On Behalf of | Sep 9, 2021 | Will |

When most South Carolinians sign their will, they assume that its words will be given the meaning that was intended when the will was signed. While almost 100% of wills signed in South Carolina pass through probate without challenge, the validity of a few wills is challenged (or “contested,” to use the legal term) by one or more individuals who believe that they are entitled to a greater share of the maker’s estate than the express words of the will appear to give them. In such cases, anyone who feels that they have received a smaller share of the testator’s estate than was intended when the will was signed can bring a law suit challenging the validity or meaning of the will. If the person bringing such a challenge prevails, the probate court will not follow the will’s express provisions.

The basics

All states impose certain formal requirements on wills in order that they will be determined to be valid and enforceable. In South Carolina, the will must be in writing, signed by the testator, and signed by two witnesses. If any of these formal requirements is not followed, the will may be declared invalid in its entirety, and the probate court will distribute the testator’s assets as if there had never been a will.

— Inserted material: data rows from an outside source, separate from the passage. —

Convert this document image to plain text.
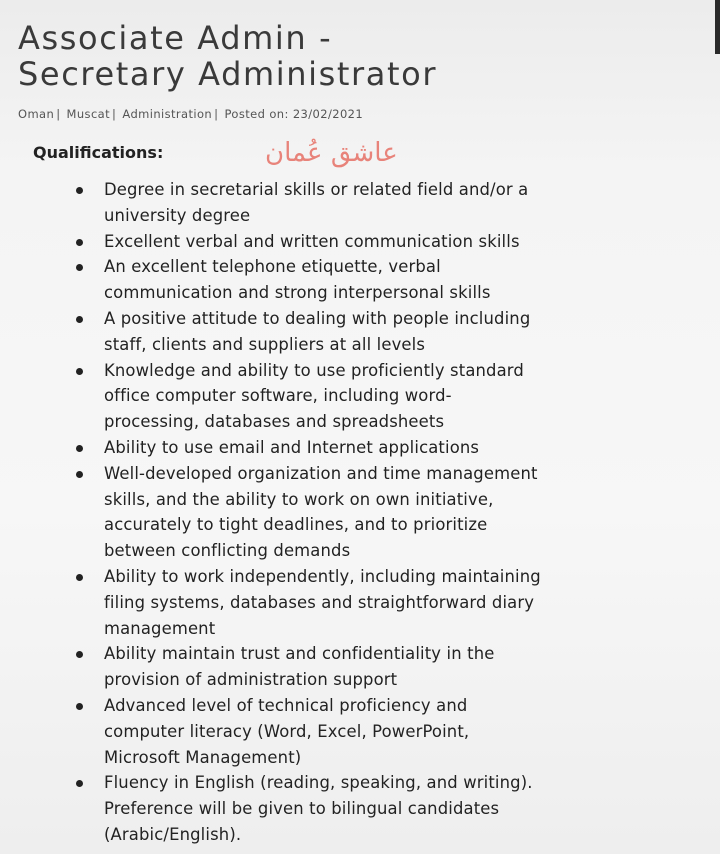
Associate Admin -
Secretary Administrator
Oman | Muscat | Administration | Posted on: 23/02/2021
Qualifications:	عاشق عُمان
Degree in secretarial skills or related field and/or a
university degree
Excellent verbal and written communication skills
An excellent telephone etiquette, verbal
communication and strong interpersonal skills
A positive attitude to dealing with people including
staff, clients and suppliers at all levels
Knowledge and ability to use proficiently standard
office computer software, including word-
processing, databases and spreadsheets
Ability to use email and Internet applications
Well-developed organization and time management
skills, and the ability to work on own initiative,
accurately to tight deadlines, and to prioritize
between conflicting demands
Ability to work independently, including maintaining
filing systems, databases and straightforward diary
management
Ability maintain trust and confidentiality in the
provision of administration support
Advanced level of technical proficiency and
computer literacy (Word, Excel, PowerPoint,
Microsoft Management)
Fluency in English (reading, speaking, and writing).
Preference will be given to bilingual candidates
(Arabic/English).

Because most wills are drafted by attorneys who also supervise the will’s execution, the chances of a successful challenge based upon the failure to follow the statutory formalities are very small. Most successful challenges rely on more substantive reasons for challenging the will.

Undue influence

Perhaps the most common ground for successfully challenging a will is proof of undue influence. In such cases, the will’s challenger tries to prove that someone who would not ordinarily be a beneficiary used his or her relationship with the testator to persuade the testator to include a bequest to the influencer that would not have been made if the testator had been free from the undue influence.

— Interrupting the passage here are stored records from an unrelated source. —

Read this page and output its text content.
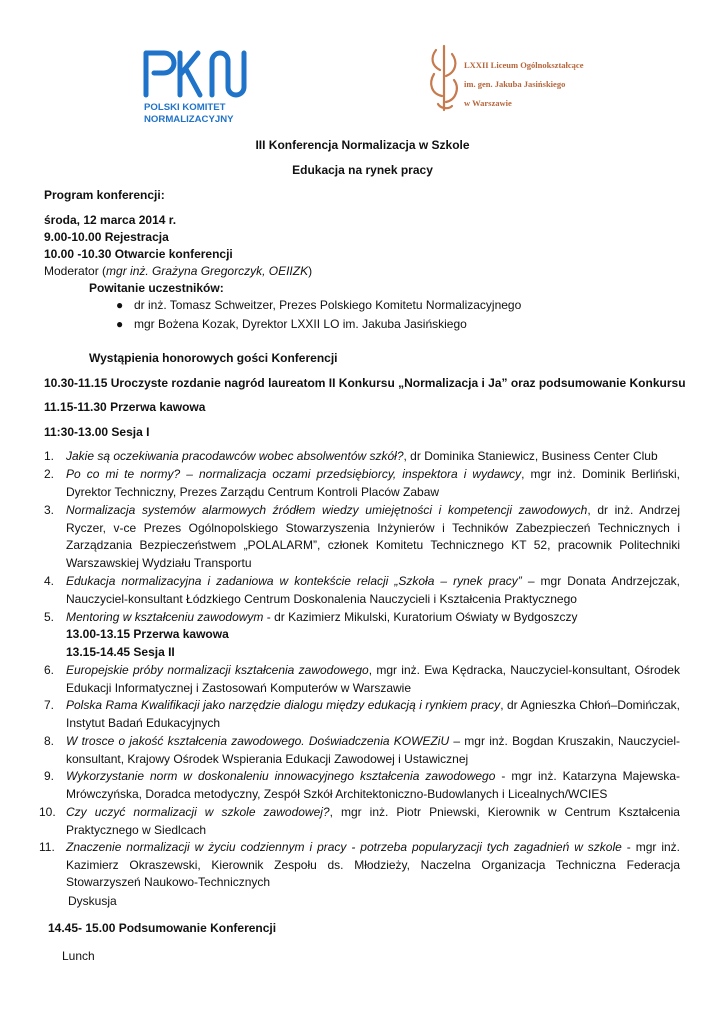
POLSKI KOMITET
NORMALIZACYJNY
LXXII Liceum Ogólnokształcące
im. gen. Jakuba Jasińskiego
w Warszawie
III Konferencja Normalizacja w Szkole
Edukacja na rynek pracy
Program konferencji:
środa, 12 marca 2014 r.
9.00-10.00 Rejestracja
10.00 -10.30 Otwarcie konferencji
Moderator (mgr inż. Grażyna Gregorczyk, OEIIZK)
Powitanie uczestników:
● dr inż. Tomasz Schweitzer, Prezes Polskiego Komitetu Normalizacyjnego
● mgr Bożena Kozak, Dyrektor LXXII LO im. Jakuba Jasińskiego
Wystąpienia honorowych gości Konferencji
10.30-11.15 Uroczyste rozdanie nagród laureatom II Konkursu „Normalizacja i Ja” oraz podsumowanie Konkursu
11.15-11.30 Przerwa kawowa
11:30-13.00 Sesja I
1. Jakie są oczekiwania pracodawców wobec absolwentów szkół?, dr Dominika Staniewicz, Business Center Club
2. Po co mi te normy? – normalizacja oczami przedsiębiorcy, inspektora i wydawcy, mgr inż. Dominik Berliński, Dyrektor Techniczny, Prezes Zarządu Centrum Kontroli Placów Zabaw
3. Normalizacja systemów alarmowych źródłem wiedzy umiejętności i kompetencji zawodowych, dr inż. Andrzej Ryczer, v-ce Prezes Ogólnopolskiego Stowarzyszenia Inżynierów i Techników Zabezpieczeń Technicznych i Zarządzania Bezpieczeństwem „POLALARM”, członek Komitetu Technicznego KT 52, pracownik Politechniki Warszawskiej Wydziału Transportu
4. Edukacja normalizacyjna i zadaniowa w kontekście relacji „Szkoła – rynek pracy” – mgr Donata Andrzejczak, Nauczyciel-konsultant Łódzkiego Centrum Doskonalenia Nauczycieli i Kształcenia Praktycznego
5. Mentoring w kształceniu zawodowym - dr Kazimierz Mikulski, Kuratorium Oświaty w Bydgoszczy
13.00-13.15 Przerwa kawowa
13.15-14.45 Sesja II
6. Europejskie próby normalizacji kształcenia zawodowego, mgr inż. Ewa Kędracka, Nauczyciel-konsultant, Ośrodek Edukacji Informatycznej i Zastosowań Komputerów w Warszawie
7. Polska Rama Kwalifikacji jako narzędzie dialogu między edukacją i rynkiem pracy, dr Agnieszka Chłoń–Domińczak, Instytut Badań Edukacyjnych
8. W trosce o jakość kształcenia zawodowego. Doświadczenia KOWEZiU – mgr inż. Bogdan Kruszakin, Nauczyciel-konsultant, Krajowy Ośrodek Wspierania Edukacji Zawodowej i Ustawicznej
9. Wykorzystanie norm w doskonaleniu innowacyjnego kształcenia zawodowego - mgr inż. Katarzyna Majewska-Mrówczyńska, Doradca metodyczny, Zespół Szkół Architektoniczno-Budowlanych i Licealnych/WCIES
10. Czy uczyć normalizacji w szkole zawodowej?, mgr inż. Piotr Pniewski, Kierownik w Centrum Kształcenia Praktycznego w Siedlcach
11. Znaczenie normalizacji w życiu codziennym i pracy - potrzeba popularyzacji tych zagadnień w szkole - mgr inż. Kazimierz Okraszewski, Kierownik Zespołu ds. Młodzieży, Naczelna Organizacja Techniczna Federacja Stowarzyszeń Naukowo-Technicznych
Dyskusja
14.45- 15.00 Podsumowanie Konferencji
Lunch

Lack of testamentary capacity

The validity of a will depends upon whether the testator possessed testamentary capacity when the will was executed. No one under the age of 18 can create a will because they lack such capacity. Likewise, a person whose mental capacity has been diminished by a mental condition, such as dementia, senility, or Alzheimer’s disease, is likewise deemed to lack testamentary capacity. A will executed by a person who lacks testamentary capacity is generally determined to be completely void, and none of its provisions will be enforced.

Anyone who questions the validity of a will may wish to consult an experienced estate planning attorney for advice. A knowledgeable lawyer can provide an analysis of the will and evidence of invalidity and then provide an opinion on the likelihood of pursuing a successful challenge to the will.